Looks like cxgb3 is hitting this WARN_ON_ONCE: /* * In the slowpath, we sanity check order to avoid ever trying to * reclaim >= MAX_ORDER areas which will never succeed. Callers may * be using allocators in order of preference for an area that is * too large. */ if (order >= MAX_ORDER) { WARN_ON_ONCE(!(gfp_mask & __GFP_NOWARN)); return NULL; }
As a data point, that box has since been re-imaged with RHEL 6.4. The stack trace doesn't show up there. (guess it's in newer code) :D
*********** MASS BUG UPDATE ************** We apologize for the inconvenience. There is a large number of bugs to go through and several of them have gone stale. Due to this, we are doing a mass bug update across all of the Fedora 18 kernel bugs. Fedora 18 has now been rebased to 3.11.4-101.fc18. Please test this kernel update (or newer) and let us know if you issue has been resolved or if it is still present with the newer kernel. If you have moved on to Fedora 19, and are still experiencing this issue, please change the version to Fedora 19. If you experience different issues, please open a new bug report for those.

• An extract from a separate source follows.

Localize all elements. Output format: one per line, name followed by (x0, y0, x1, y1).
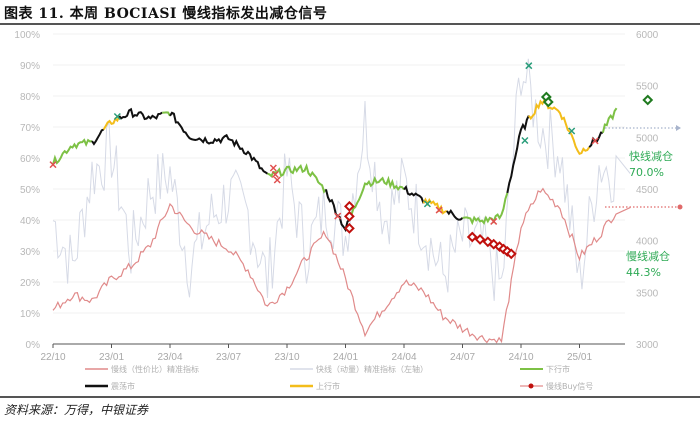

*********** MASS BUG UPDATE ************** We apologize for the inconvenience. There is a large number of bugs to go through and several of them have gone stale. It has been over a month since we asked you to test the 3.11 kernel updates and let us know if your issue has been resolved or is still a problem. When this happened, the bug was set to needinfo. Because the needinfo is still set, we assume either this is no longer a problem, or you cannot provide additional information to help us resolve the issue. As a result we are closing with insufficient data. If this is still a problem, we apologize, feel free to reopen the bug and provide more information so that we can work towards a resolution If you experience different issues, please open a new bug report for those.